Then she pulled me away from the door. “What’s going on?”
“I don’t know,” I said. “Maybe I should go over there.”
“Are you crazy?” my mother asked, slapping my arm. “Don’t go over there! You don’t know nothing.” She pushed me away from the door, told me to go read in my room.
I couldn’t sleep that night. I wondered if Bobby had come back and retaliated somehow, maybe even hurt one of them. But Lucia’s mother’s voice hadn’t sounded panicked when shesaid “Yes?” into the intercom. She hadn’t been happy either. And she hadn’t been surprised. That meant she’d called them.
Because Lucia still hadn’t said anything. Because her mother felt so betrayed she called the police to report a pedophile.
I wanted to go over and tell Lucia’s mother what Lucia had said to me, but they were gone the next day. And the next, and the next. I didn’t find out until later that they’d gone to stay with a friend of Lucia’s mother’s.
The Saturday after school started again, Lucia knocked on my door. I was so happy to see her, I jumped into her arms.
“Wait a minute,” I said, putting on my shoes. We stood in the hallway. It was too cold to go outside. We headed to the back door of the building, which was hardly ever used. We went there if we needed to talk privately. We sat on the floor near the door, looking out to a small, grassy area that was covered with a glistening, undisturbed sheet of snow.
Already Lucia looked different. She’d gotten her hair cut into a short, shiny bob. She looked like someone who no longer lived at Hillside Apartments.
“Where have you been?” I asked her.
“With Marjorie,” Lucia said. “Over in Lawrence. And guess what. We’re moving to California!”
California was a dream to me. Big, sunny skies and happy, swaying palm trees. Lucia and I were going to move there when we grew up and live together, just like Laverne and Shirley.
“Did you tell your mom about Bobby?”
She hesitated. “Yeah, Bobby, we’ve talked a lot about him.”
“What did your mom say when she found out you lied?”
She crossed her arms. “Bobby is not a good guy.”
“I know,” I said. “I hope he’s not going to come back in the picture.”
“Oh, I don’t think so,” Lucia said. She sounded sure of herself.
“Why do you say that?”
“Because Bobby got arrested!” Lucia said excitedly, leaning forward. “The police went and got him and took him to jail.”
“What? But Bobby didn’t do anything!”
Lucia nodded emphatically. “He did. He did to me.”

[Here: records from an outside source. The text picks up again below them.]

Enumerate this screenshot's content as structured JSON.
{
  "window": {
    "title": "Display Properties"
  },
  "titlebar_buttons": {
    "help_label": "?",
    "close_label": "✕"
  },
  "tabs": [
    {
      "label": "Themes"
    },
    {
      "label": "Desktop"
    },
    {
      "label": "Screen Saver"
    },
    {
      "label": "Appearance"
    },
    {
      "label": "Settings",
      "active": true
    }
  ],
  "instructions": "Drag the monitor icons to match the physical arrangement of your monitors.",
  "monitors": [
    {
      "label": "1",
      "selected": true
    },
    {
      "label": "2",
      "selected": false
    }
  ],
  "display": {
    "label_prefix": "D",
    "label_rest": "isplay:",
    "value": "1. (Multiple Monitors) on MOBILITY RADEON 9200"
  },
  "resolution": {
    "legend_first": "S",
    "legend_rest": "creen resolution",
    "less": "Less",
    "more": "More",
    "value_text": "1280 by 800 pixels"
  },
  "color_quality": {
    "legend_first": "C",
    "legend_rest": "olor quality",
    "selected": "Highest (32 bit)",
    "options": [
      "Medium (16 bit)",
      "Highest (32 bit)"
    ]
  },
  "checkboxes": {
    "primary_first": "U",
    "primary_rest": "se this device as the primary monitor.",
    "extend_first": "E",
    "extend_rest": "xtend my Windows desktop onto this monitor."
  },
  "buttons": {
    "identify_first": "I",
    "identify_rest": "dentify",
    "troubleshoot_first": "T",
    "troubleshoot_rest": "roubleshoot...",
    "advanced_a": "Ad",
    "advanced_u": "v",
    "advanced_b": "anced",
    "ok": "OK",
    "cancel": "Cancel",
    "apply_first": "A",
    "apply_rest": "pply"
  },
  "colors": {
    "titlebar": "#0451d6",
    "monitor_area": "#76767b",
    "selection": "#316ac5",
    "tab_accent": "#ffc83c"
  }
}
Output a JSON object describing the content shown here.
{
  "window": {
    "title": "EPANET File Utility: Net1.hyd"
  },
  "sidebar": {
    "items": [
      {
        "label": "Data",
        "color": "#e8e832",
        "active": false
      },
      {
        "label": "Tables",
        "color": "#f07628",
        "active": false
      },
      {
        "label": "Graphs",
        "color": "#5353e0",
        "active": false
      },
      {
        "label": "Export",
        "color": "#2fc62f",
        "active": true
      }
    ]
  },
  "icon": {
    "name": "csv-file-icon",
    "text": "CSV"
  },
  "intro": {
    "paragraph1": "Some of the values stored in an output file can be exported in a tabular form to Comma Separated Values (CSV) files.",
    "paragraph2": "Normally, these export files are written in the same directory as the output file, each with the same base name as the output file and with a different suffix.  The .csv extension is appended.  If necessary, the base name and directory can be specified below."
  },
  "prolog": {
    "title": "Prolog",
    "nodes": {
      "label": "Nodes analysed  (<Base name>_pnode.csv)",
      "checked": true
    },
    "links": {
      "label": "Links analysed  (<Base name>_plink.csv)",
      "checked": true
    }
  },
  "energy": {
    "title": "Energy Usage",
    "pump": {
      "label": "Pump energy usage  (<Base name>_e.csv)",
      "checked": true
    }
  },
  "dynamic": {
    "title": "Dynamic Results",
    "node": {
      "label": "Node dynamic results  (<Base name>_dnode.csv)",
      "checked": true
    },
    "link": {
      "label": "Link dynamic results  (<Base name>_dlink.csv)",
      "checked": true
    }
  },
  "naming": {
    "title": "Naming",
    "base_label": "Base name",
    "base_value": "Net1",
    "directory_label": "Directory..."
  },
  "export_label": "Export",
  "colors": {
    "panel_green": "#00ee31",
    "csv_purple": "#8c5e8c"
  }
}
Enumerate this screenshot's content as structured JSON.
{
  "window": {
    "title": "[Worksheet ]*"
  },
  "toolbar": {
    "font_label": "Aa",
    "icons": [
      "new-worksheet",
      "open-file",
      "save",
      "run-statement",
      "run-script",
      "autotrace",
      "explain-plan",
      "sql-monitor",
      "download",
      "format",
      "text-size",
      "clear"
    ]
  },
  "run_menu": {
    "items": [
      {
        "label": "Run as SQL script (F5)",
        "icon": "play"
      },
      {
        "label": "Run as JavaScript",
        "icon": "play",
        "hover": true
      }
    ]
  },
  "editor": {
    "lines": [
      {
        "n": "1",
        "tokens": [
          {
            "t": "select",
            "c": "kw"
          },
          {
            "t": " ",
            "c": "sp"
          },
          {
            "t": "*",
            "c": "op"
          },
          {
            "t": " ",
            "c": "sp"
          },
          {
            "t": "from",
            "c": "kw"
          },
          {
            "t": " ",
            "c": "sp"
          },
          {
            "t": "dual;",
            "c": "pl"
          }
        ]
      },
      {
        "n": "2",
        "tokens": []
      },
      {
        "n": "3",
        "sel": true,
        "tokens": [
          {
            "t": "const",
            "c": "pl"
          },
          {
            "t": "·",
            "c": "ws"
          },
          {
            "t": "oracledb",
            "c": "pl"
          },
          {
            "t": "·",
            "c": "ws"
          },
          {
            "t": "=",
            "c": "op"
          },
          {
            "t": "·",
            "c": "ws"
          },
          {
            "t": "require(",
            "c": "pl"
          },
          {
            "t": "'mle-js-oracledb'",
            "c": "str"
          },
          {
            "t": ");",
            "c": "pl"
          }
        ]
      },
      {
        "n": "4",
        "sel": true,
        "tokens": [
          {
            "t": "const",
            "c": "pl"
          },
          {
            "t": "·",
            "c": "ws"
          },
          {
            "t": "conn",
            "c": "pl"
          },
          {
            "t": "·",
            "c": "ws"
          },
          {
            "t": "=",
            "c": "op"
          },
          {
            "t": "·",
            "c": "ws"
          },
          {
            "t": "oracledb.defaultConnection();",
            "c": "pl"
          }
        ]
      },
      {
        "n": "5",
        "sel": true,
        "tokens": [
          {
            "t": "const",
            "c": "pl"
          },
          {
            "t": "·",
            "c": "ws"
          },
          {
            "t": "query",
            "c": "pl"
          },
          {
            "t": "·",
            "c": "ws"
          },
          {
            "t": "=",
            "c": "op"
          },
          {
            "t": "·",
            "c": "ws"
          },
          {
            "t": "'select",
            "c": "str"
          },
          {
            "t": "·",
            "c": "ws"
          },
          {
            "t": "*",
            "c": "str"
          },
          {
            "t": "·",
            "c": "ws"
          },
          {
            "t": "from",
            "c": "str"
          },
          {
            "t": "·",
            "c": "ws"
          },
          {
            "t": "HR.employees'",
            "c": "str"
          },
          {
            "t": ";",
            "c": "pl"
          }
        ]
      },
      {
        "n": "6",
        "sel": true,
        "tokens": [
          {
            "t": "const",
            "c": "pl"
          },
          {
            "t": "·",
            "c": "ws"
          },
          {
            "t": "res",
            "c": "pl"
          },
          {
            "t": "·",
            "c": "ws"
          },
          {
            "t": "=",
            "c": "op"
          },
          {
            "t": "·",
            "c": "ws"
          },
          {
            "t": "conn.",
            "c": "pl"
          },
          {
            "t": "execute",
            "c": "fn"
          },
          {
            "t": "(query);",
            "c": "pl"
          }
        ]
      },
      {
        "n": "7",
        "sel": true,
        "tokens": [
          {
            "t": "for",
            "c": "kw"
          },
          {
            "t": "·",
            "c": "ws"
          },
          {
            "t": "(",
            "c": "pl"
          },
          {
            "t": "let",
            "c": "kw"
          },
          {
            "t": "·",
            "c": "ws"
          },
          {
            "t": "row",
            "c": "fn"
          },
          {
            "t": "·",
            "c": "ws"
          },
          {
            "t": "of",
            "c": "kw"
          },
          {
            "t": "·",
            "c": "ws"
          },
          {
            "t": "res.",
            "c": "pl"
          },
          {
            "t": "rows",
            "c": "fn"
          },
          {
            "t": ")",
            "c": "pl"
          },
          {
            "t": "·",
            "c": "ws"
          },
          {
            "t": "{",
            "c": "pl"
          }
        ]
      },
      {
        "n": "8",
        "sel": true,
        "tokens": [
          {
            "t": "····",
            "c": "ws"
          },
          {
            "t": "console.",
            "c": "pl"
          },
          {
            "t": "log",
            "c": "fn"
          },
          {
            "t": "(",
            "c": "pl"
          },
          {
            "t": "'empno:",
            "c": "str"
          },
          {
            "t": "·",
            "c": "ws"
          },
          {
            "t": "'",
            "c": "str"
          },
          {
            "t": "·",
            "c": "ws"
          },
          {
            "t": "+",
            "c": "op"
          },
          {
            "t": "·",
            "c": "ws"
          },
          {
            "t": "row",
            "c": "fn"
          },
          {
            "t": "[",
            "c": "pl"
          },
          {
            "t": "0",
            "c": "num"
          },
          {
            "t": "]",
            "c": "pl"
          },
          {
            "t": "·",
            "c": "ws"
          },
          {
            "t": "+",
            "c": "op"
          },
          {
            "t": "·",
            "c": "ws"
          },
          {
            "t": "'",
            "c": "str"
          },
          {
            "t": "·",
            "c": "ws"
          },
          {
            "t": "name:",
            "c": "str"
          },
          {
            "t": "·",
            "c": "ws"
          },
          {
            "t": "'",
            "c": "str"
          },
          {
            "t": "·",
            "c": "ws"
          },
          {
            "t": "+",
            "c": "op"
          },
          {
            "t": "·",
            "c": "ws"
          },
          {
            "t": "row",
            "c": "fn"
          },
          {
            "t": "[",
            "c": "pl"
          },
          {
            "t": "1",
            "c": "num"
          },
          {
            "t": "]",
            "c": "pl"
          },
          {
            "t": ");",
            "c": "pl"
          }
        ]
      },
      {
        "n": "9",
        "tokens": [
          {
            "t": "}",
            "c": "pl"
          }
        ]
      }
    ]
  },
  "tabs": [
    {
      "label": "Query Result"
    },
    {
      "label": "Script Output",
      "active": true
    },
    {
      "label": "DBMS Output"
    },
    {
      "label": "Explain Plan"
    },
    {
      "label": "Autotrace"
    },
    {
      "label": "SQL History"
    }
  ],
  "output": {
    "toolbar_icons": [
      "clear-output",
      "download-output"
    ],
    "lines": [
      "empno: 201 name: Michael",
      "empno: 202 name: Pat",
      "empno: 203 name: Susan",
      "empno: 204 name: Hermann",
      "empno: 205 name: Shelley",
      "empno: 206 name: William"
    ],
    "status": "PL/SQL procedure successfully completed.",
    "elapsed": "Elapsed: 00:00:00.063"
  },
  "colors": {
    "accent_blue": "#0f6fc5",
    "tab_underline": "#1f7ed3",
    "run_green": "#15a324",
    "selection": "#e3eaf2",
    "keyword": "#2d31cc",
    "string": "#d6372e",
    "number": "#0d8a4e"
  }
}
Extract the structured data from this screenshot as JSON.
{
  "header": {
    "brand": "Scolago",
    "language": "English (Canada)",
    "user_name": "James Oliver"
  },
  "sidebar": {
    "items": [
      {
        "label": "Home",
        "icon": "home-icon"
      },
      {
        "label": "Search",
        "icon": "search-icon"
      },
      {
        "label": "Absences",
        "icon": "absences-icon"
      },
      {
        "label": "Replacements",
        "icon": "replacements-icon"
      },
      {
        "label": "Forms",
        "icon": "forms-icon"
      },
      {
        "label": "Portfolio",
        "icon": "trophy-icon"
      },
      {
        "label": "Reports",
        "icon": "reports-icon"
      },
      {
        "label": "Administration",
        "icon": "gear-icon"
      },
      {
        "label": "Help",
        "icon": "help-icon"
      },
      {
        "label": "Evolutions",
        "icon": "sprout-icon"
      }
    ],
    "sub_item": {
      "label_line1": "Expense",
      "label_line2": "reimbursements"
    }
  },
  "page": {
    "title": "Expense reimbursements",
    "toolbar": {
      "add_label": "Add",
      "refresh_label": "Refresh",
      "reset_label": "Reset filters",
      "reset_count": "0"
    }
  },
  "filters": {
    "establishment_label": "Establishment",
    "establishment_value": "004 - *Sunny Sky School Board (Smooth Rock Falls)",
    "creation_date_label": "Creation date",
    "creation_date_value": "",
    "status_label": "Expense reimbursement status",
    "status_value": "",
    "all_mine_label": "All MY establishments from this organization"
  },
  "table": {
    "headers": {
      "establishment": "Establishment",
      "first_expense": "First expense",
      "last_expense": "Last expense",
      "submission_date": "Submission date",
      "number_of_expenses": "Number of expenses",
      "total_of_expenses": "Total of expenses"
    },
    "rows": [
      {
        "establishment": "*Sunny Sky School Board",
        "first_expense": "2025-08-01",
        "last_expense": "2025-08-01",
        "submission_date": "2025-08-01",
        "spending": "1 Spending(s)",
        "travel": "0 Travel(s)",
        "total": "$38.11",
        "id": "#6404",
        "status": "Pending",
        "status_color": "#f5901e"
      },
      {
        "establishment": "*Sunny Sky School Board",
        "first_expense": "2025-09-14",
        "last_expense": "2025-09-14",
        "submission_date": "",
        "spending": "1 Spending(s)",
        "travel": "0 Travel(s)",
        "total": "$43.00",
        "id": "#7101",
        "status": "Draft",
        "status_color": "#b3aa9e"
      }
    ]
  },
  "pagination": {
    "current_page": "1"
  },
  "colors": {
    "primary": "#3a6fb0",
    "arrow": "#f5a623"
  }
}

I was completely lost. Had he?
“What did he do to you, Lucia?”
“A lot of inappropriate things,” she said. “I don’t like to talk about it.”
“But you told me before that you’d made that up,” I said. “Were you lying then, Lucia?”
“Yes,” she said. “In real life, he said things I didn’t like. He made me feel bad, made me feel uncomfortable.”
I didn’t know what to say.
We heard Lucia’s mother calling. “Lucia! It’s time to pack up your things, baby! Where are you?”
I went along with Lucia to help her pack. Hillside would never be the same without her, I said. I wished we were moving out too.
Lucia’s mother hardly registered me. The last few weeks must have been tough on her. Her hair was stringy and gray on top, and I realized with surprise that her red hair came from a box. At least that shade of it. She looked thin in her oversized sweater and baggy jeans. She was still beautiful though.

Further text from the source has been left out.